At the time, Khawaja Sharif was the chief justice of the Lahore High Court and the person responsible for barring the presidential pardon (though he did not himself hear Aasia’s case). After he retired in December 2010, he defended Qadri, Taseer’s assassin, who had confessed to the crime. Sharif has no doubt that justice has been served in Aasia’s case. “The evidence was concrete and proved in both the lower court and the high court. If there was conflicting evidence, the high court would have set aside the death penalty.” He also disregards the conflicting testimonies, saying only, “A very competent police officer conducted the investigation, and there is no doubt that blasphemous remarks were made.”
Hasan says when Aasia’s case emerged there was hope for change. There was a quiet agreement in Parliament that blasphemy laws had gotten out of hand, he says. Human rights groups had planned to petition for the abolition of blasphemy with the understanding that religious parties would object and ruling party parliamentarian Sherry Rehman would take the middle ground and submit a bill for reform, which she did. “But after the assassinations of Salmaan Taseer and Shahbaz Bhatti, the government backed down in its efforts and Rehman had to withdraw the bill,” Hasan recalls.
After this setback, repealing the laws became virtually impossible, says Hasan, and the subject of blasphemy grew more untouchable.
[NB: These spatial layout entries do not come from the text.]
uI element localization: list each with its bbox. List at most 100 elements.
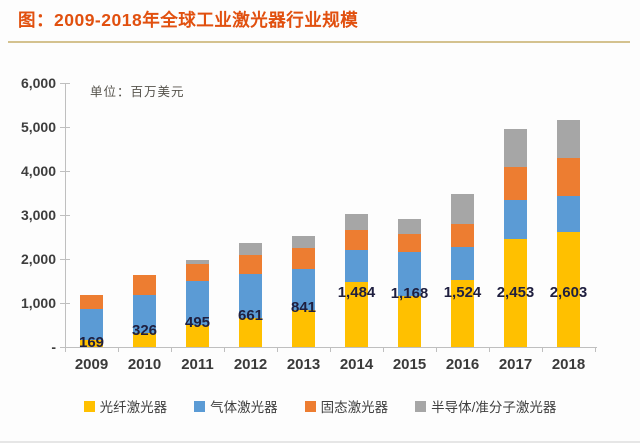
y-axis-tick-label: 1,000 <box>20 295 56 311</box>
x-axis-tick <box>277 348 278 352</box>
legend-item: 气体激光器 <box>194 396 278 416</box>
bar-segment-2015-光纤激光器 <box>398 295 421 347</box>
y-axis-tick <box>60 259 70 260</box>
x-axis-line <box>65 347 597 348</box>
bar-segment-2012-光纤激光器 <box>239 317 262 347</box>
bar-segment-2014-固态激光器 <box>345 230 368 251</box>
bar-segment-2017-气体激光器 <box>504 200 527 240</box>
bar-segment-2012-固态激光器 <box>239 255 262 275</box>
chart-title: 图：2009-2018年全球工业激光器行业规模 <box>18 10 359 30</box>
bar-segment-2010-固态激光器 <box>133 275 156 296</box>
y-axis-tick-label: 3,000 <box>20 207 56 223</box>
bar-segment-2013-气体激光器 <box>292 269 315 310</box>
x-axis-tick <box>542 348 543 352</box>
bar-segment-2018-半导体/准分子激光器 <box>557 120 580 159</box>
data-label-2018: 2,603 <box>549 284 588 301</box>
bar-segment-2015-气体激光器 <box>398 252 421 296</box>
y-axis-tick-label: 5,000 <box>20 119 56 135</box>
bar-segment-2017-光纤激光器 <box>504 239 527 347</box>
x-axis-category-label: 2014 <box>339 356 374 373</box>
bar-segment-2016-固态激光器 <box>451 224 474 248</box>
legend-label: 光纤激光器 <box>99 400 168 415</box>
legend-swatch-icon <box>194 400 206 412</box>
legend-swatch-icon <box>83 400 95 412</box>
bar-segment-2018-气体激光器 <box>557 196 580 233</box>
bar-segment-2011-固态激光器 <box>186 263 209 281</box>
data-label-2012: 661 <box>237 306 264 324</box>
data-label-2017: 2,453 <box>496 284 535 301</box>
bar-segment-2015-半导体/准分子激光器 <box>398 219 421 235</box>
legend-label: 半导体/准分子激光器 <box>431 400 557 415</box>
bar-segment-2013-固态激光器 <box>292 248 315 270</box>
x-axis-tick <box>65 348 66 352</box>
x-axis-category-label: 2018 <box>551 356 586 373</box>
y-axis-tick <box>60 83 70 84</box>
x-axis-category-label: 2015 <box>392 356 427 373</box>
bar-segment-2010-光纤激光器 <box>133 332 156 347</box>
bar-segment-2013-半导体/准分子激光器 <box>292 236 315 249</box>
y-axis-tick <box>60 303 70 304</box>
title-divider <box>8 41 630 43</box>
legend-swatch-icon <box>304 400 316 412</box>
bar-segment-2009-光纤激光器 <box>80 339 103 347</box>
legend-item: 固态激光器 <box>304 396 388 416</box>
bar-segment-2018-固态激光器 <box>557 158 580 197</box>
x-axis-category-label: 2016 <box>445 356 480 373</box>
y-axis-tick <box>60 171 70 172</box>
bar-segment-2015-固态激光器 <box>398 234 421 253</box>
bar-segment-2017-固态激光器 <box>504 167 527 201</box>
bar-segment-2011-气体激光器 <box>186 280 209 326</box>
x-axis-tick <box>171 348 172 352</box>
x-axis-category-label: 2017 <box>498 356 533 373</box>
y-axis-tick <box>60 215 70 216</box>
data-label-2016: 1,524 <box>443 284 482 301</box>
legend-item: 半导体/准分子激光器 <box>415 396 556 416</box>
x-axis-tick <box>383 348 384 352</box>
y-axis-tick <box>60 347 70 348</box>
data-label-2015: 1,168 <box>390 284 429 302</box>
bar-segment-2018-光纤激光器 <box>557 232 580 347</box>
bar-segment-2016-光纤激光器 <box>451 279 474 347</box>
x-axis-category-label: 2013 <box>286 356 321 373</box>
bar-segment-2016-半导体/准分子激光器 <box>451 194 474 225</box>
bar-segment-2016-气体激光器 <box>451 247 474 280</box>
x-axis-category-label: 2012 <box>233 356 268 373</box>
x-axis-category-label: 2010 <box>127 356 162 373</box>
bar-segment-2012-半导体/准分子激光器 <box>239 243 262 256</box>
x-axis-category-label: 2011 <box>181 356 214 373</box>
bar-segment-2014-半导体/准分子激光器 <box>345 214 368 231</box>
x-axis-tick <box>489 348 490 352</box>
bar-segment-2017-半导体/准分子激光器 <box>504 129 527 168</box>
bar-segment-2011-半导体/准分子激光器 <box>186 259 209 264</box>
bar-segment-2014-光纤激光器 <box>345 281 368 347</box>
y-axis-tick-label: - <box>51 339 56 355</box>
x-axis-category-label: 2009 <box>74 356 109 373</box>
bar-segment-2011-光纤激光器 <box>186 325 209 347</box>
legend-swatch-icon <box>415 400 427 412</box>
x-axis-tick <box>436 348 437 352</box>
bar-segment-2009-固态激光器 <box>80 294 103 309</box>
x-axis-tick <box>224 348 225 352</box>
x-axis-tick <box>330 348 331 352</box>
bar-segment-2013-光纤激光器 <box>292 309 315 347</box>
data-label-2013: 841 <box>290 298 317 316</box>
bar-segment-2010-气体激光器 <box>133 295 156 333</box>
y-axis-tick-label: 6,000 <box>20 75 56 91</box>
bar-segment-2014-气体激光器 <box>345 250 368 282</box>
data-label-2011: 495 <box>184 314 211 332</box>
legend-label: 气体激光器 <box>210 400 278 415</box>
data-label-2009: 169 <box>78 334 105 351</box>
bar-segment-2009-气体激光器 <box>80 308 103 340</box>
data-label-2014: 1,484 <box>337 284 376 301</box>
bar-segment-2012-气体激光器 <box>239 274 262 318</box>
data-label-2010: 326 <box>131 321 158 339</box>
x-axis-tick <box>118 348 119 352</box>
y-axis-tick-label: 2,000 <box>20 251 56 267</box>
chart-legend: 光纤激光器 气体激光器 固态激光器 半导体/准分子激光器 <box>0 396 640 416</box>
y-axis-tick-label: 4,000 <box>20 163 56 179</box>
unit-label: 单位：百万美元 <box>90 85 185 99</box>
legend-item: 光纤激光器 <box>83 396 168 416</box>
x-axis-tick <box>595 348 596 352</box>
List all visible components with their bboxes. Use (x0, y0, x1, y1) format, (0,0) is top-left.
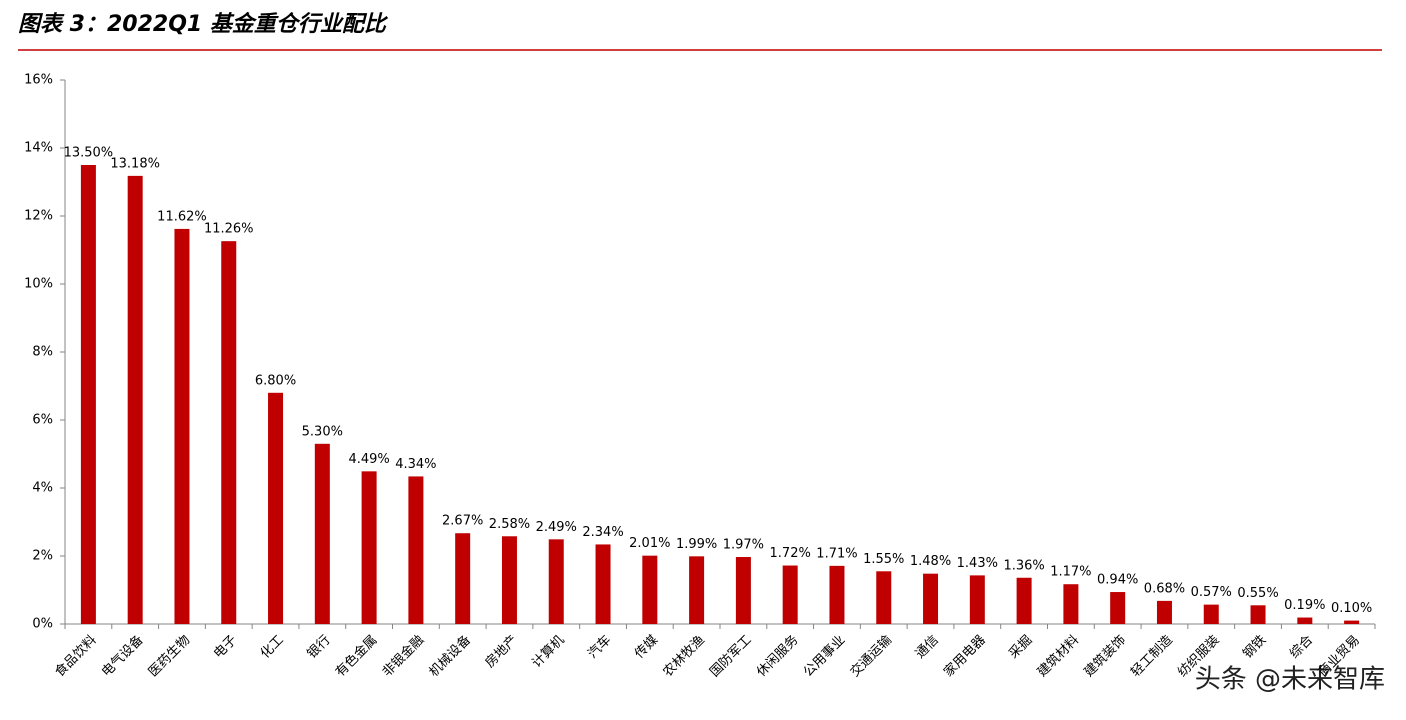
x-tick-label: 非银金融 (379, 632, 427, 680)
x-tick-label: 轻工制造 (1128, 633, 1175, 680)
bar (642, 555, 658, 624)
value-label: 1.99% (676, 537, 717, 552)
value-label: 13.18% (110, 156, 160, 171)
bar (221, 241, 237, 624)
x-tick-label: 机械设备 (426, 632, 474, 680)
y-tick-label: 14% (24, 141, 53, 156)
x-tick-label: 化工 (258, 633, 287, 662)
bar (782, 565, 798, 624)
y-tick-label: 4% (32, 481, 53, 496)
bar (1063, 584, 1079, 624)
value-label: 4.34% (395, 457, 436, 472)
bar (1203, 604, 1219, 624)
x-tick-label: 电子 (211, 633, 240, 662)
x-tick-label: 传媒 (632, 633, 661, 662)
bar (80, 165, 96, 624)
value-label: 2.67% (442, 514, 483, 529)
y-tick-label: 10% (24, 277, 53, 292)
bar (1110, 592, 1126, 624)
value-label: 2.58% (489, 517, 530, 532)
watermark: 头条 @未来智库 (1195, 665, 1385, 695)
value-label: 0.10% (1331, 601, 1372, 616)
x-tick-label: 公用事业 (801, 633, 848, 680)
x-tick-label: 医药生物 (146, 633, 193, 680)
value-label: 6.80% (255, 373, 296, 388)
bar (174, 228, 190, 625)
value-label: 11.62% (157, 209, 207, 224)
value-label: 1.71% (816, 546, 857, 561)
value-label: 1.17% (1050, 565, 1091, 580)
bar (408, 476, 424, 624)
x-tick-label: 交通运输 (847, 632, 895, 680)
x-tick-label: 电气设备 (98, 632, 146, 680)
value-label: 1.72% (770, 546, 811, 561)
x-tick-label: 国防军工 (707, 632, 755, 680)
y-tick-label: 0% (32, 617, 53, 632)
x-tick-label: 有色金属 (332, 632, 380, 680)
value-label: 0.55% (1237, 586, 1278, 601)
bar (361, 471, 377, 624)
bar (455, 533, 471, 624)
bar (127, 175, 143, 624)
bar (923, 573, 939, 624)
value-label: 0.57% (1191, 585, 1232, 600)
value-label: 13.50% (64, 146, 114, 161)
value-label: 11.26% (204, 222, 254, 237)
x-tick-label: 家用电器 (941, 632, 989, 680)
x-tick-label: 建筑装饰 (1081, 632, 1129, 680)
x-tick-label: 采掘 (1006, 633, 1035, 662)
value-label: 2.01% (629, 536, 670, 551)
y-tick-label: 6% (32, 413, 53, 428)
value-label: 1.36% (1003, 558, 1044, 573)
x-tick-label: 食品饮料 (52, 632, 100, 680)
y-tick-label: 8% (32, 345, 53, 360)
bar (969, 575, 985, 624)
value-label: 1.55% (863, 552, 904, 567)
bar (876, 571, 892, 624)
bar (314, 443, 330, 624)
value-label: 0.68% (1144, 581, 1185, 596)
value-label: 2.34% (582, 525, 623, 540)
value-label: 1.43% (957, 556, 998, 571)
value-label: 1.48% (910, 554, 951, 569)
bar (1156, 600, 1172, 624)
bar (268, 392, 284, 624)
value-label: 4.49% (348, 452, 389, 467)
bar (1016, 577, 1032, 624)
bar (595, 544, 611, 624)
x-tick-label: 休闲服务 (753, 632, 801, 680)
y-tick-label: 16% (24, 73, 53, 88)
x-tick-label: 综合 (1287, 633, 1316, 662)
chart-title: 图表 3：2022Q1 基金重仓行业配比 (18, 11, 389, 37)
bar (1250, 605, 1266, 624)
value-label: 0.94% (1097, 573, 1138, 588)
y-tick-label: 2% (32, 549, 53, 564)
bar (1297, 617, 1313, 624)
bar (735, 557, 751, 624)
bar (548, 539, 564, 624)
value-label: 2.49% (536, 520, 577, 535)
bar (1344, 620, 1360, 624)
value-label: 0.19% (1284, 598, 1325, 613)
bar (829, 565, 845, 624)
value-label: 1.97% (723, 538, 764, 553)
bar (689, 556, 705, 624)
bar (501, 536, 517, 624)
x-tick-label: 建筑材料 (1034, 632, 1082, 680)
x-tick-label: 银行 (305, 633, 334, 662)
y-tick-label: 12% (24, 209, 53, 224)
x-tick-label: 计算机 (529, 633, 567, 671)
value-label: 5.30% (302, 424, 343, 439)
x-tick-label: 钢铁 (1240, 633, 1269, 662)
x-tick-label: 房地产 (482, 632, 521, 671)
x-tick-label: 汽车 (585, 632, 615, 662)
x-tick-label: 通信 (913, 633, 942, 662)
x-tick-label: 农林牧渔 (661, 633, 708, 680)
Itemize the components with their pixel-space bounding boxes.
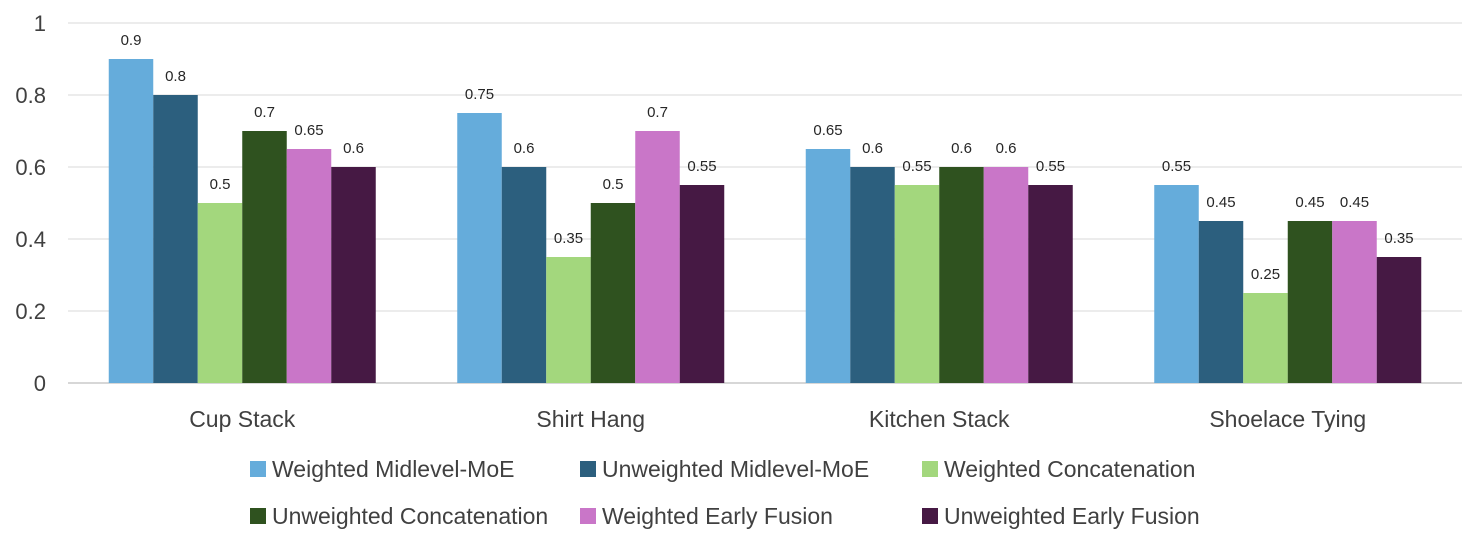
bar-weighted-concatenation-cup-stack [197, 203, 243, 383]
data-label: 0.45 [1206, 194, 1235, 211]
category-label: Kitchen Stack [869, 406, 1010, 432]
data-label: 0.55 [1162, 158, 1191, 175]
legend: Weighted Midlevel-MoE Unweighted Midlevel… [250, 456, 1200, 529]
legend-swatch [922, 461, 938, 477]
legend-swatch [250, 461, 266, 477]
y-tick-label: 0 [34, 371, 46, 396]
category-label: Shoelace Tying [1209, 406, 1366, 432]
data-label: 0.35 [1384, 230, 1413, 247]
bar-unweighted-midlevel-moe-shoelace-tying [1198, 221, 1244, 383]
legend-item: Weighted Midlevel-MoE [250, 456, 514, 482]
y-tick-label: 0.8 [15, 83, 46, 108]
legend-item: Unweighted Early Fusion [922, 503, 1200, 529]
legend-label: Weighted Midlevel-MoE [272, 456, 514, 482]
bar-weighted-early-fusion-shirt-hang [635, 131, 680, 383]
data-label: 0.7 [647, 104, 668, 121]
legend-item: Unweighted Midlevel-MoE [580, 456, 869, 482]
data-label: 0.6 [996, 140, 1017, 157]
bar-unweighted-concatenation-shoelace-tying [1287, 221, 1333, 383]
data-label: 0.6 [343, 140, 364, 157]
data-label: 0.25 [1251, 266, 1280, 283]
legend-label: Weighted Early Fusion [602, 503, 833, 529]
bars [108, 59, 1422, 383]
data-label: 0.55 [1036, 158, 1065, 175]
legend-swatch [580, 461, 596, 477]
data-label: 0.65 [294, 122, 323, 139]
bar-unweighted-early-fusion-kitchen-stack [1028, 185, 1073, 383]
bar-weighted-concatenation-kitchen-stack [894, 185, 940, 383]
legend-item: Unweighted Concatenation [250, 503, 548, 529]
data-label: 0.8 [165, 68, 186, 85]
bar-unweighted-concatenation-cup-stack [242, 131, 287, 383]
bar-unweighted-early-fusion-cup-stack [331, 167, 376, 383]
data-labels: 0.9 0.8 0.5 0.7 0.65 0.6 0.75 0.6 0.35 0.5 0.7 0.55… [121, 32, 1414, 283]
data-label: 0.5 [210, 176, 231, 193]
legend-swatch [580, 508, 596, 524]
bar-weighted-midlevel-moe-shirt-hang [457, 113, 502, 383]
bar-weighted-early-fusion-shoelace-tying [1332, 221, 1377, 383]
y-tick-label: 1 [34, 11, 46, 36]
bar-weighted-early-fusion-kitchen-stack [983, 167, 1029, 383]
category-label: Shirt Hang [536, 406, 645, 432]
bar-unweighted-concatenation-kitchen-stack [939, 167, 984, 383]
bar-weighted-midlevel-moe-shoelace-tying [1154, 185, 1199, 383]
data-label: 0.55 [902, 158, 931, 175]
data-label: 0.6 [514, 140, 535, 157]
y-axis-ticks: 0 0.2 0.4 0.6 0.8 1 [15, 11, 46, 396]
data-label: 0.75 [465, 86, 494, 103]
y-tick-label: 0.4 [15, 227, 46, 252]
data-label: 0.55 [687, 158, 716, 175]
data-label: 0.6 [951, 140, 972, 157]
legend-label: Unweighted Concatenation [272, 503, 548, 529]
data-label: 0.5 [603, 176, 624, 193]
bar-unweighted-midlevel-moe-cup-stack [153, 95, 198, 383]
x-axis-categories: Cup Stack Shirt Hang Kitchen Stack Shoelace… [189, 406, 1366, 432]
bar-weighted-concatenation-shoelace-tying [1243, 293, 1288, 383]
data-label: 0.6 [862, 140, 883, 157]
y-tick-label: 0.6 [15, 155, 46, 180]
data-label: 0.65 [813, 122, 842, 139]
bar-unweighted-midlevel-moe-kitchen-stack [850, 167, 895, 383]
bar-unweighted-concatenation-shirt-hang [590, 203, 636, 383]
legend-swatch [922, 508, 938, 524]
y-tick-label: 0.2 [15, 299, 46, 324]
data-label: 0.45 [1295, 194, 1324, 211]
category-label: Cup Stack [189, 406, 296, 432]
data-label: 0.45 [1340, 194, 1369, 211]
bar-unweighted-early-fusion-shirt-hang [679, 185, 725, 383]
legend-label: Weighted Concatenation [944, 456, 1195, 482]
legend-label: Unweighted Midlevel-MoE [602, 456, 869, 482]
data-label: 0.9 [121, 32, 142, 49]
bar-weighted-midlevel-moe-cup-stack [108, 59, 154, 383]
legend-swatch [250, 508, 266, 524]
bar-weighted-midlevel-moe-kitchen-stack [805, 149, 851, 383]
data-label: 0.7 [254, 104, 275, 121]
legend-item: Weighted Early Fusion [580, 503, 833, 529]
legend-label: Unweighted Early Fusion [944, 503, 1200, 529]
bar-unweighted-early-fusion-shoelace-tying [1376, 257, 1422, 383]
bar-unweighted-midlevel-moe-shirt-hang [501, 167, 547, 383]
data-label: 0.35 [554, 230, 583, 247]
bar-weighted-early-fusion-cup-stack [286, 149, 332, 383]
bar-weighted-concatenation-shirt-hang [546, 257, 591, 383]
legend-item: Weighted Concatenation [922, 456, 1195, 482]
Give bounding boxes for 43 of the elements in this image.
Now, Aasia is just one of at least 19 people on death row on charges of blasphemy, according to HRW.
Back in the quiet and picturesque hamlet of Ittan Wali, meanwhile, there are no non-Muslims left. Aasia’s family, who had lived in the village all their lives, went into hiding after her arrest, and their house was taken over by a Muslim family. The only other Christian family in the village left soon after.
Aasia’s husband, Ashiq Masih, is still unsure why the altercation in the berry fields happened at all. “People would have occasional arguments in the village. Arguments would happen over water all the time, but I don’t understand why the villagers falsely accused her. Maybe it was a quarrel I may have had with someone and this was done as revenge. I don’t know.”
In her memoir, Aasia sounds bitter. “I’m guilty only of being presumed guilty. I’m starting to wonder whether being a Christian in Pakistan today is not just a failing, or a mark against you, but actually a crime.”